Les médecins contestataires partaient du principe que l’ordonnance de mai 2020 brisait le principe d’égalité entre les compensations accordées à la médecine de ville pendant la pandémie et celles accordées aux hôpitaux et cliniques. Or, le Conseil d’État ne met pas les deux dispositifs d’aide sur le même pied. Dès lors, il estime qu’« aucune atteinte au principe d'égalité ne saurait toutefois résulter de ce que l'aide instituée par l'ordonnance attaquée en faveur des professionnels de santé conventionnés vise, non à leur assurer une garantie minimale de recettes comme c'est le cas pour l'aide instituée en faveur des établissements de santé […], mais à leur permettre de couvrir leurs charges malgré la baisse de leur activité au cours de la période prévue ».
La formule de calcul de l’aide validée
L’autre argument (et angle d’attaque) est financier. Il concerne la formule de calcul du montant de l’aide octroyée aux médecins, fixée par le décret. Les juges estiment que le texte réglementaire « n'est entaché d'aucune erreur manifeste d'appréciation » puisque qu’il définit « une méthode d'évaluation de la baisse d'activité permettant de rapporter les honoraires constatés sur la période concernée de 2020 à un montant moyen, à même d'être représentatif de l'activité habituelle du professionnel ». Partant, le décret « n'a porté aucune atteinte au principe de sécurité juridique et n'a pas méconnu l'article 1er du premier protocole additionnel à la convention européenne de sauvegarde des droits de l'homme et des libertés fondamentales », appuie encore le Conseil d’État.
Les médecins s’élevaient enfin contre le principe d’acompte et de récupération, dont les modalités sont définis dans l’ordonnance. Las ! « Si, confirment les juges, afin de soutenir rapidement les professionnels de santé, il a été prévu […] que l'aide serait versée sous forme d'acomptes, il était également spécifié que la Caisse nationale de l’Assurance-maladie, une fois le montant définitif de l'aide arrêté, procéderait s'il y a lieu au versement du solde ou à la récupération du trop-perçu au plus tard le 1er juillet 2021. » Les acomptes d'aide versés avant l'intervention du décret du 30 décembre 2020 l'ont été « à titre provisoire, ce que ne pouvaient ignorer les professionnels de santé en ayant bénéficié ».

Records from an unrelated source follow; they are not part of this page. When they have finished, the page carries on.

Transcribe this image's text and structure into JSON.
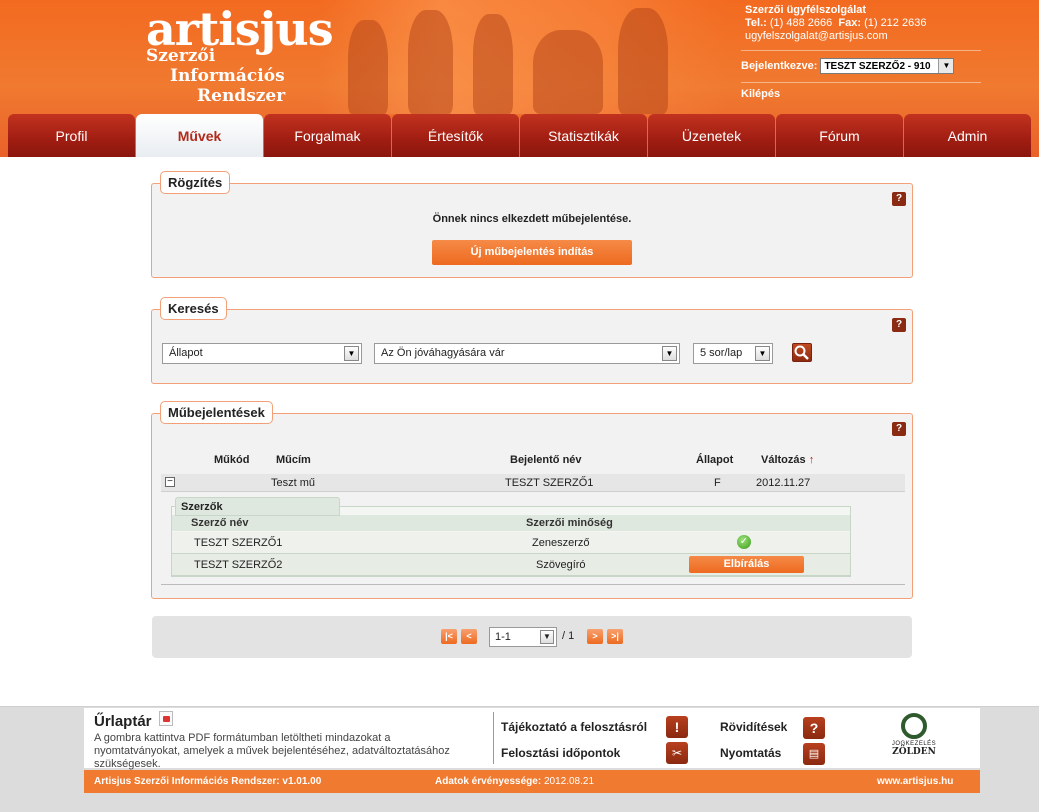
{
  "header": {
    "logo": "artisjus",
    "logo_sub": [
      "Szerzői",
      "Információs",
      "Rendszer"
    ],
    "contact_title": "Szerzői ügyfélszolgálat",
    "tel_label": "Tel.:",
    "tel": "(1) 488 2666",
    "fax_label": "Fax:",
    "fax": "(1) 212 2636",
    "email": "ugyfelszolgalat@artisjus.com",
    "logged_in_label": "Bejelentkezve:",
    "logged_in_user": "TESZT SZERZŐ2 - 910",
    "logout": "Kilépés"
  },
  "nav": {
    "tabs": [
      {
        "label": "Profil"
      },
      {
        "label": "Művek"
      },
      {
        "label": "Forgalmak"
      },
      {
        "label": "Értesítők"
      },
      {
        "label": "Statisztikák"
      },
      {
        "label": "Üzenetek"
      },
      {
        "label": "Fórum"
      },
      {
        "label": "Admin"
      }
    ]
  },
  "record": {
    "title": "Rögzítés",
    "message": "Önnek nincs elkezdett műbejelentése.",
    "new_button": "Új műbejelentés indítás"
  },
  "search": {
    "title": "Keresés",
    "field_select": "Állapot",
    "value_select": "Az Ön jóváhagyására vár",
    "page_size": "5 sor/lap"
  },
  "works": {
    "title": "Műbejelentések",
    "headers": {
      "code": "Műkód",
      "title": "Műcím",
      "reporter": "Bejelentő név",
      "status": "Állapot",
      "changed": "Változás"
    },
    "sort_indicator": "↑",
    "row": {
      "code": "",
      "title": "Teszt mű",
      "reporter": "TESZT SZERZŐ1",
      "status": "F",
      "changed": "2012.11.27"
    },
    "authors_title": "Szerzők",
    "author_headers": {
      "name": "Szerző név",
      "role": "Szerzői minőség"
    },
    "authors": [
      {
        "name": "TESZT SZERZŐ1",
        "role": "Zeneszerző"
      },
      {
        "name": "TESZT SZERZŐ2",
        "role": "Szövegíró",
        "action": "Elbírálás"
      }
    ]
  },
  "pager": {
    "first": "|<",
    "prev": "<",
    "next": ">",
    "last": ">|",
    "current": "1-1",
    "total": "/ 1"
  },
  "footer": {
    "urlaptar_title": "Űrlaptár",
    "urlaptar_desc": "A gombra kattintva PDF formátumban letöltheti mindazokat a nyomtatványokat, amelyek a művek bejelentéséhez, adatváltoztatásához szükségesek.",
    "links": {
      "info": "Tájékoztató a felosztásról",
      "abbrev": "Rövidítések",
      "dates": "Felosztási időpontok",
      "print": "Nyomtatás"
    },
    "eco_logo_line1": "JOGKEZELÉS",
    "eco_logo_line2": "ZÖLDEN",
    "system_version": "Artisjus Szerzői Információs Rendszer: v1.01.00",
    "validity_label": "Adatok érvényessége:",
    "validity_date": "2012.08.21",
    "website": "www.artisjus.hu"
  }
}
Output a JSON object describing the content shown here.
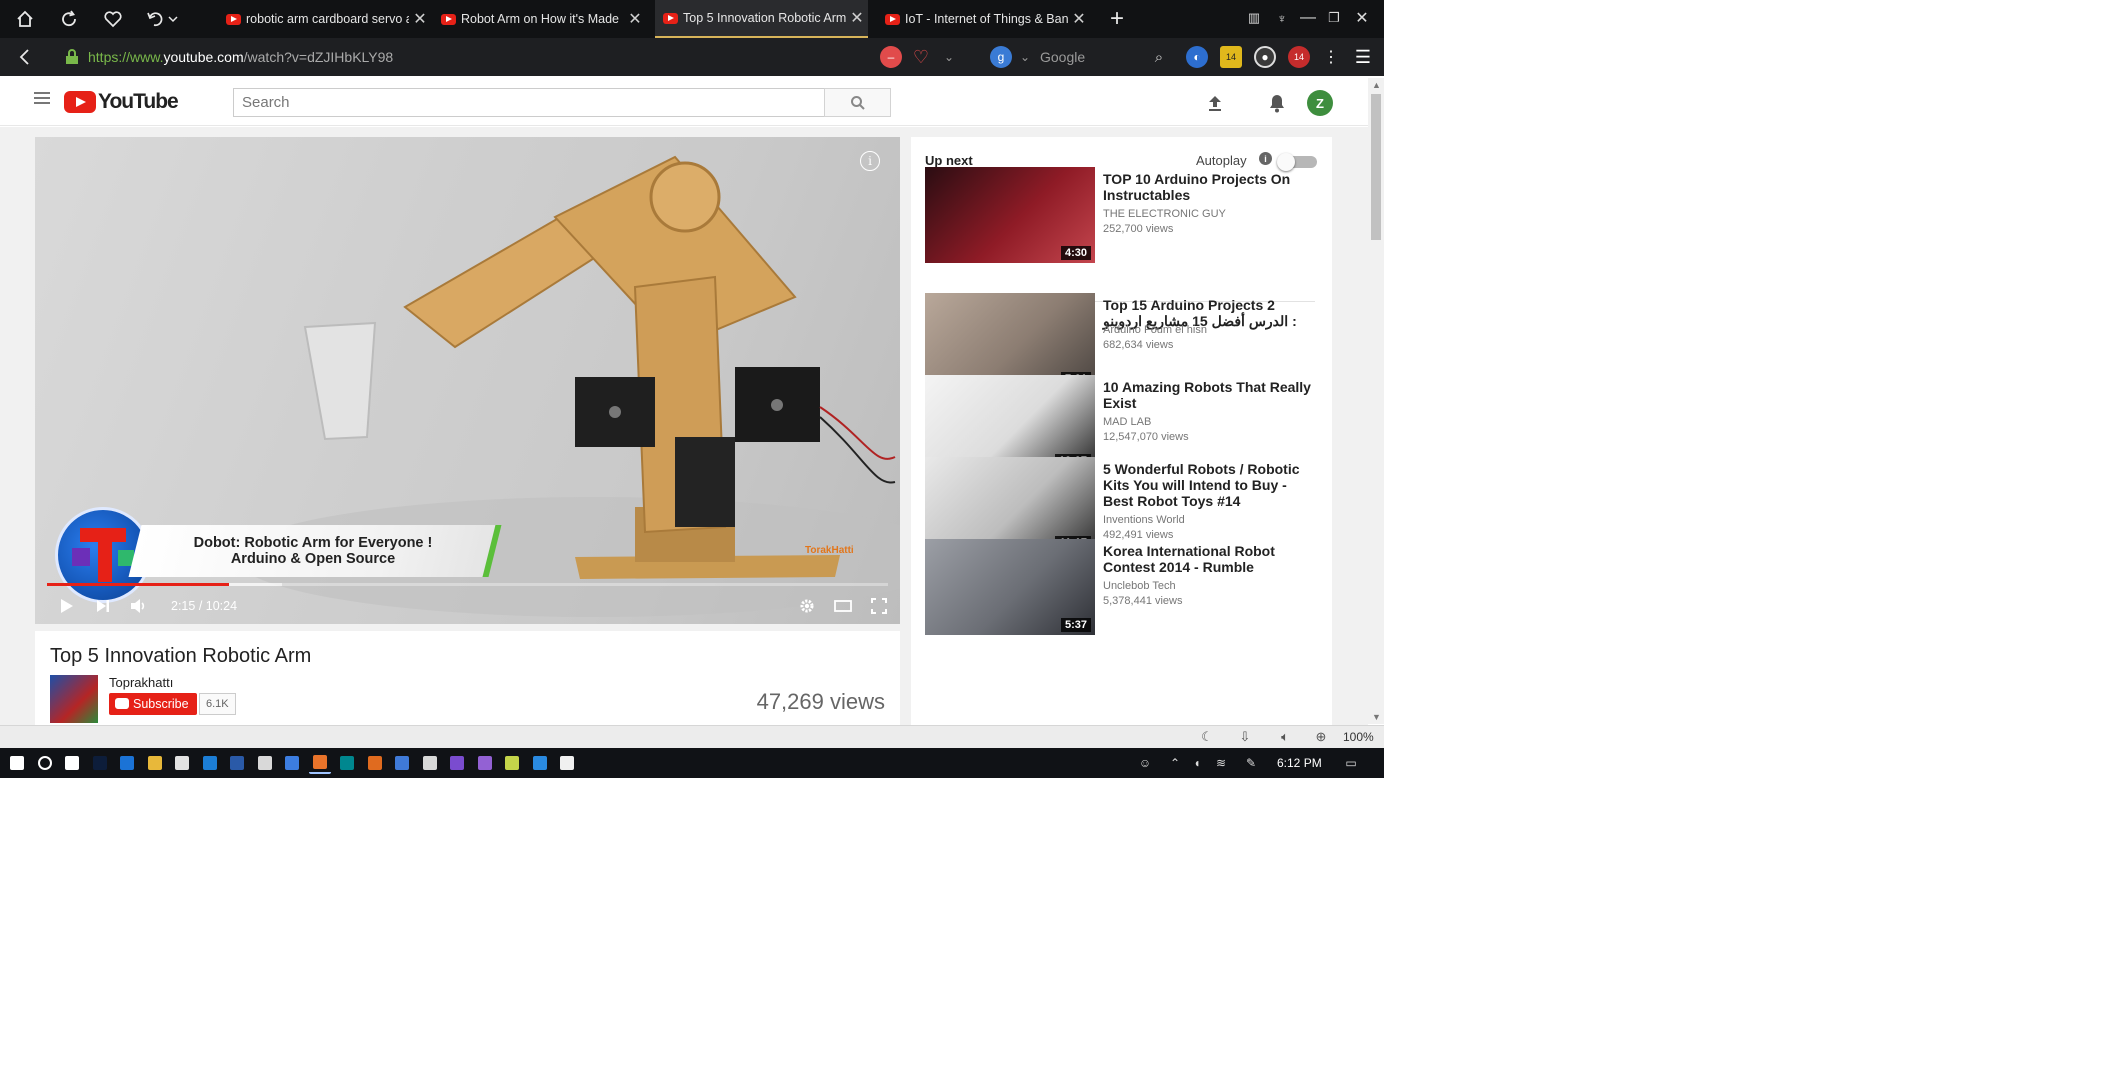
{
  "browser": {
    "tabs": [
      {
        "title": "robotic arm cardboard servo a",
        "active": false
      },
      {
        "title": "Robot Arm on How it's Made",
        "active": false
      },
      {
        "title": "Top 5 Innovation Robotic Arm",
        "active": true
      },
      {
        "title": "IoT - Internet of Things & Ban",
        "active": false
      }
    ],
    "url_scheme": "https://www.",
    "url_domain": "youtube.com",
    "url_path": "/watch?v=dZJIHbKLY98",
    "search_engine_placeholder": "Google",
    "addon_badges": {
      "badge_a": "14",
      "badge_b": "14"
    },
    "zoom_level": "100%"
  },
  "youtube": {
    "logo_text": "YouTube",
    "search_placeholder": "Search",
    "avatar_letter": "Z",
    "player": {
      "overlay_line1": "Dobot: Robotic Arm for Everyone !",
      "overlay_line2": "Arduino & Open Source",
      "watermark": "TorakHatti",
      "time_current": "2:15",
      "time_separator": " / ",
      "time_total": "10:24",
      "progress_fraction": 0.216,
      "buffer_fraction": 0.28
    },
    "video": {
      "title": "Top 5 Innovation Robotic Arm",
      "channel": "Toprakhattı",
      "subscribe_label": "Subscribe",
      "subscriber_count": "6.1K",
      "views": "47,269 views"
    },
    "sidebar": {
      "up_next_label": "Up next",
      "autoplay_label": "Autoplay",
      "autoplay_on": false,
      "items": [
        {
          "title": "TOP 10 Arduino Projects On Instructables",
          "channel": "THE ELECTRONIC GUY",
          "views": "252,700 views",
          "duration": "4:30",
          "thumb_colors": [
            "#2a0d12",
            "#8f1b26",
            "#c4464e"
          ]
        },
        {
          "title": "Top 15 Arduino Projects 2 الدرس أفضل 15 مشاريع اردوينو :",
          "channel": "Arduino Foum el hisn",
          "views": "682,634 views",
          "duration": "7:01",
          "thumb_colors": [
            "#b9a89a",
            "#8c7d72",
            "#4a4440"
          ]
        },
        {
          "title": "10 Amazing Robots That Really Exist",
          "channel": "MAD LAB",
          "views": "12,547,070 views",
          "duration": "10:07",
          "thumb_colors": [
            "#f4f4f4",
            "#dcdcdc",
            "#222222"
          ]
        },
        {
          "title": "5 Wonderful Robots / Robotic Kits You will Intend to Buy - Best Robot Toys #14",
          "channel": "Inventions World",
          "views": "492,491 views",
          "duration": "11:17",
          "thumb_colors": [
            "#e9e9e9",
            "#bdbdbd",
            "#2b2b2b"
          ]
        },
        {
          "title": "Korea International Robot Contest 2014 - Rumble",
          "channel": "Unclebob Tech",
          "views": "5,378,441 views",
          "duration": "5:37",
          "thumb_colors": [
            "#9c9fa6",
            "#6b6e75",
            "#2e3036"
          ]
        }
      ]
    }
  },
  "taskbar": {
    "clock": "6:12 PM",
    "apps": [
      "windows-start",
      "cortana",
      "task-view",
      "photoshop",
      "edge",
      "file-explorer",
      "chrome",
      "screenshot-tool",
      "powershell",
      "mail",
      "store",
      "browser",
      "arduino",
      "matlab",
      "3d-viewer",
      "app",
      "visual-studio",
      "visual-studio-alt",
      "notepad",
      "vscode",
      "sticky"
    ]
  }
}
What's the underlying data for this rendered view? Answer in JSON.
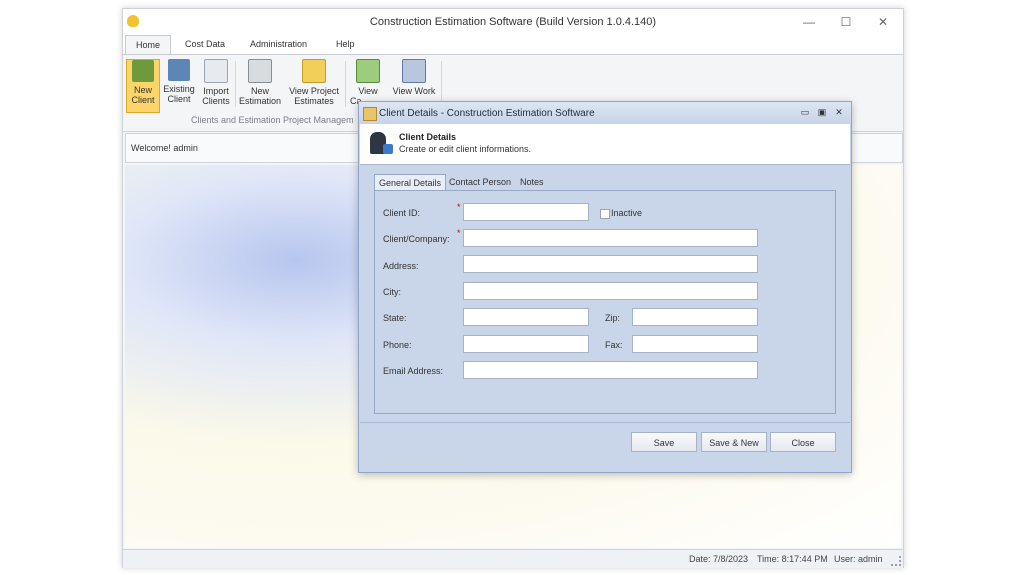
{
  "window": {
    "title": "Construction Estimation Software (Build Version 1.0.4.140)",
    "minimize": "—",
    "maximize": "☐",
    "close": "✕"
  },
  "ribbon_tabs": [
    "Home",
    "Cost Data",
    "Administration",
    "Help"
  ],
  "ribbon_buttons": {
    "new_client": [
      "New",
      "Client"
    ],
    "existing_client": [
      "Existing",
      "Client"
    ],
    "import_clients": [
      "Import",
      "Clients"
    ],
    "new_estimation": [
      "New",
      "Estimation"
    ],
    "view_project_estimates": [
      "View Project",
      "Estimates"
    ],
    "view_ca": [
      "View",
      "Ca"
    ],
    "view_work": [
      "View Work",
      ""
    ]
  },
  "ribbon_group_label": "Clients and Estimation Project Managem",
  "welcome": "Welcome! admin",
  "status": {
    "date": "Date: 7/8/2023",
    "time": "Time: 8:17:44 PM",
    "user": "User: admin"
  },
  "dialog": {
    "title": "Client Details - Construction Estimation Software",
    "header_title": "Client Details",
    "header_subtitle": "Create or edit client informations.",
    "tabs": [
      "General Details",
      "Contact Person",
      "Notes"
    ],
    "fields": {
      "client_id": {
        "label": "Client ID:",
        "value": ""
      },
      "inactive": "Inactive",
      "client_company": {
        "label": "Client/Company:",
        "value": ""
      },
      "address": {
        "label": "Address:",
        "value": ""
      },
      "city": {
        "label": "City:",
        "value": ""
      },
      "state": {
        "label": "State:",
        "value": ""
      },
      "zip": {
        "label": "Zip:",
        "value": ""
      },
      "phone": {
        "label": "Phone:",
        "value": ""
      },
      "fax": {
        "label": "Fax:",
        "value": ""
      },
      "email": {
        "label": "Email Address:",
        "value": ""
      }
    },
    "required_mark": "*",
    "buttons": {
      "save": "Save",
      "save_new": "Save & New",
      "close": "Close"
    }
  },
  "colors": {
    "accent": "#fbd46a",
    "dialog_bg": "#c9d6ea",
    "required": "#cc0000"
  }
}
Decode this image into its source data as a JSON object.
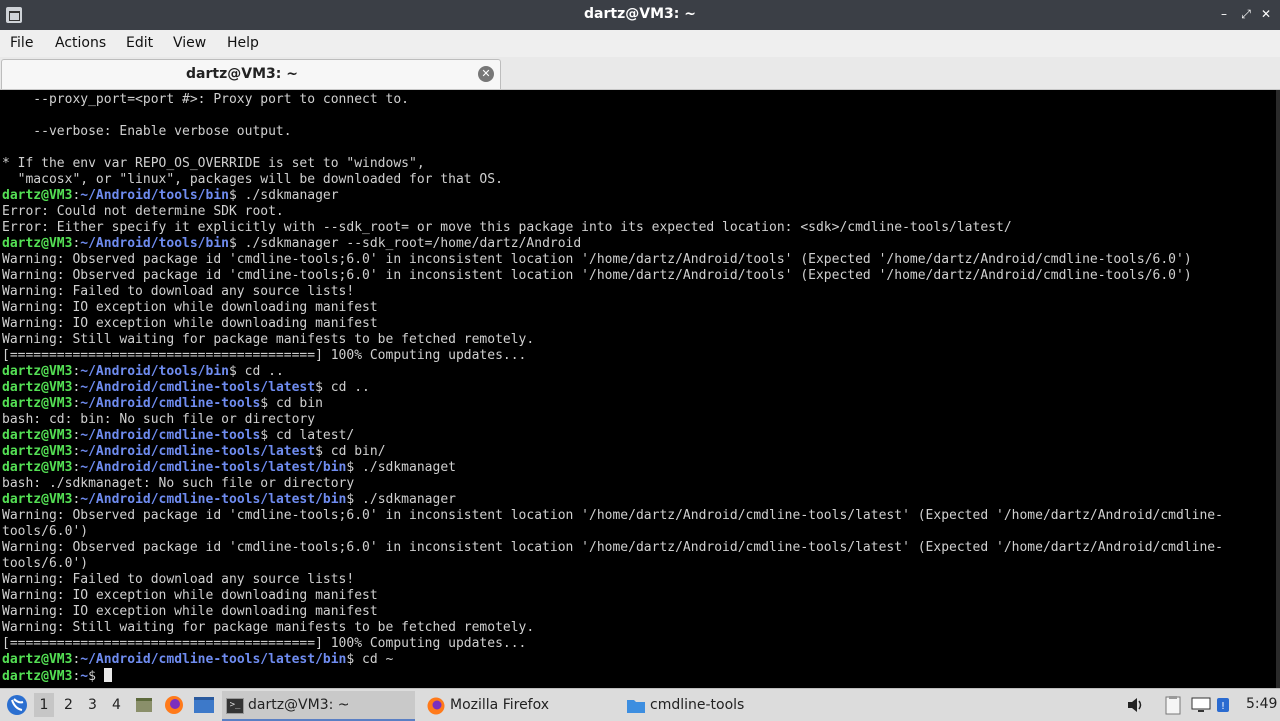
{
  "window": {
    "title": "dartz@VM3: ~",
    "minimize": "–",
    "maximize": "⤢",
    "close": "✕"
  },
  "menu": {
    "file": "File",
    "actions": "Actions",
    "edit": "Edit",
    "view": "View",
    "help": "Help"
  },
  "tab": {
    "label": "dartz@VM3: ~",
    "close": "✕"
  },
  "terminal": {
    "lines": [
      {
        "text": "    --proxy_port=<port #>: Proxy port to connect to."
      },
      {
        "text": ""
      },
      {
        "text": "    --verbose: Enable verbose output."
      },
      {
        "text": ""
      },
      {
        "text": "* If the env var REPO_OS_OVERRIDE is set to \"windows\","
      },
      {
        "text": "  \"macosx\", or \"linux\", packages will be downloaded for that OS."
      },
      {
        "user": "dartz@VM3",
        "path": "~/Android/tools/bin",
        "cmd": "./sdkmanager"
      },
      {
        "text": "Error: Could not determine SDK root."
      },
      {
        "text": "Error: Either specify it explicitly with --sdk_root= or move this package into its expected location: <sdk>/cmdline-tools/latest/"
      },
      {
        "user": "dartz@VM3",
        "path": "~/Android/tools/bin",
        "cmd": "./sdkmanager --sdk_root=/home/dartz/Android"
      },
      {
        "text": "Warning: Observed package id 'cmdline-tools;6.0' in inconsistent location '/home/dartz/Android/tools' (Expected '/home/dartz/Android/cmdline-tools/6.0')"
      },
      {
        "text": "Warning: Observed package id 'cmdline-tools;6.0' in inconsistent location '/home/dartz/Android/tools' (Expected '/home/dartz/Android/cmdline-tools/6.0')"
      },
      {
        "text": "Warning: Failed to download any source lists!"
      },
      {
        "text": "Warning: IO exception while downloading manifest"
      },
      {
        "text": "Warning: IO exception while downloading manifest"
      },
      {
        "text": "Warning: Still waiting for package manifests to be fetched remotely."
      },
      {
        "text": "[=======================================] 100% Computing updates..."
      },
      {
        "user": "dartz@VM3",
        "path": "~/Android/tools/bin",
        "cmd": "cd .."
      },
      {
        "user": "dartz@VM3",
        "path": "~/Android/cmdline-tools/latest",
        "cmd": "cd .."
      },
      {
        "user": "dartz@VM3",
        "path": "~/Android/cmdline-tools",
        "cmd": "cd bin"
      },
      {
        "text": "bash: cd: bin: No such file or directory"
      },
      {
        "user": "dartz@VM3",
        "path": "~/Android/cmdline-tools",
        "cmd": "cd latest/"
      },
      {
        "user": "dartz@VM3",
        "path": "~/Android/cmdline-tools/latest",
        "cmd": "cd bin/"
      },
      {
        "user": "dartz@VM3",
        "path": "~/Android/cmdline-tools/latest/bin",
        "cmd": "./sdkmanaget"
      },
      {
        "text": "bash: ./sdkmanaget: No such file or directory"
      },
      {
        "user": "dartz@VM3",
        "path": "~/Android/cmdline-tools/latest/bin",
        "cmd": "./sdkmanager"
      },
      {
        "text": "Warning: Observed package id 'cmdline-tools;6.0' in inconsistent location '/home/dartz/Android/cmdline-tools/latest' (Expected '/home/dartz/Android/cmdline-"
      },
      {
        "text": "tools/6.0')"
      },
      {
        "text": "Warning: Observed package id 'cmdline-tools;6.0' in inconsistent location '/home/dartz/Android/cmdline-tools/latest' (Expected '/home/dartz/Android/cmdline-"
      },
      {
        "text": "tools/6.0')"
      },
      {
        "text": "Warning: Failed to download any source lists!"
      },
      {
        "text": "Warning: IO exception while downloading manifest"
      },
      {
        "text": "Warning: IO exception while downloading manifest"
      },
      {
        "text": "Warning: Still waiting for package manifests to be fetched remotely."
      },
      {
        "text": "[=======================================] 100% Computing updates..."
      },
      {
        "user": "dartz@VM3",
        "path": "~/Android/cmdline-tools/latest/bin",
        "cmd": "cd ~"
      },
      {
        "user": "dartz@VM3",
        "path": "~",
        "cmd": "",
        "cursor": true
      }
    ]
  },
  "taskbar": {
    "workspaces": [
      "1",
      "2",
      "3",
      "4"
    ],
    "tasks": [
      {
        "label": "dartz@VM3: ~",
        "icon": "terminal-icon"
      },
      {
        "label": "Mozilla Firefox",
        "icon": "firefox-icon"
      },
      {
        "label": "cmdline-tools",
        "icon": "folder-icon"
      }
    ],
    "clock": "5:49"
  },
  "colors": {
    "prompt_user": "#54e054",
    "prompt_path": "#6f8cf0",
    "terminal_bg": "#000000",
    "terminal_fg": "#d0d0d0"
  }
}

D’autres procédures en cours
À la bagarre sur ces dossiers chauds entre la Cnam et les médecins libéraux, la FMF a ironiquement noté début juillet par la voix de son expert juridique, le Dr Marcel Garrigou-Grandchamp, que les professionnels de santé libéraux « sont les seuls à qui l’État a demandé de rembourser des avances du “quoi qu’il en coûte” ». Malgré ce revers, il estime que « tout n’est pas perdu pour autant et [que] les médecins ne sont pas encore condamnés à payer ». La cellule juridique du syndicat rappelle que les procédures devant les tribunaux judiciaires qui étaient en attente de la décision du Conseil d’État vont reprendre. Et que les médecins ont déjà obtenu des décisions favorables à Quimper, Boulogne, Moulins, Roanne et Nancy.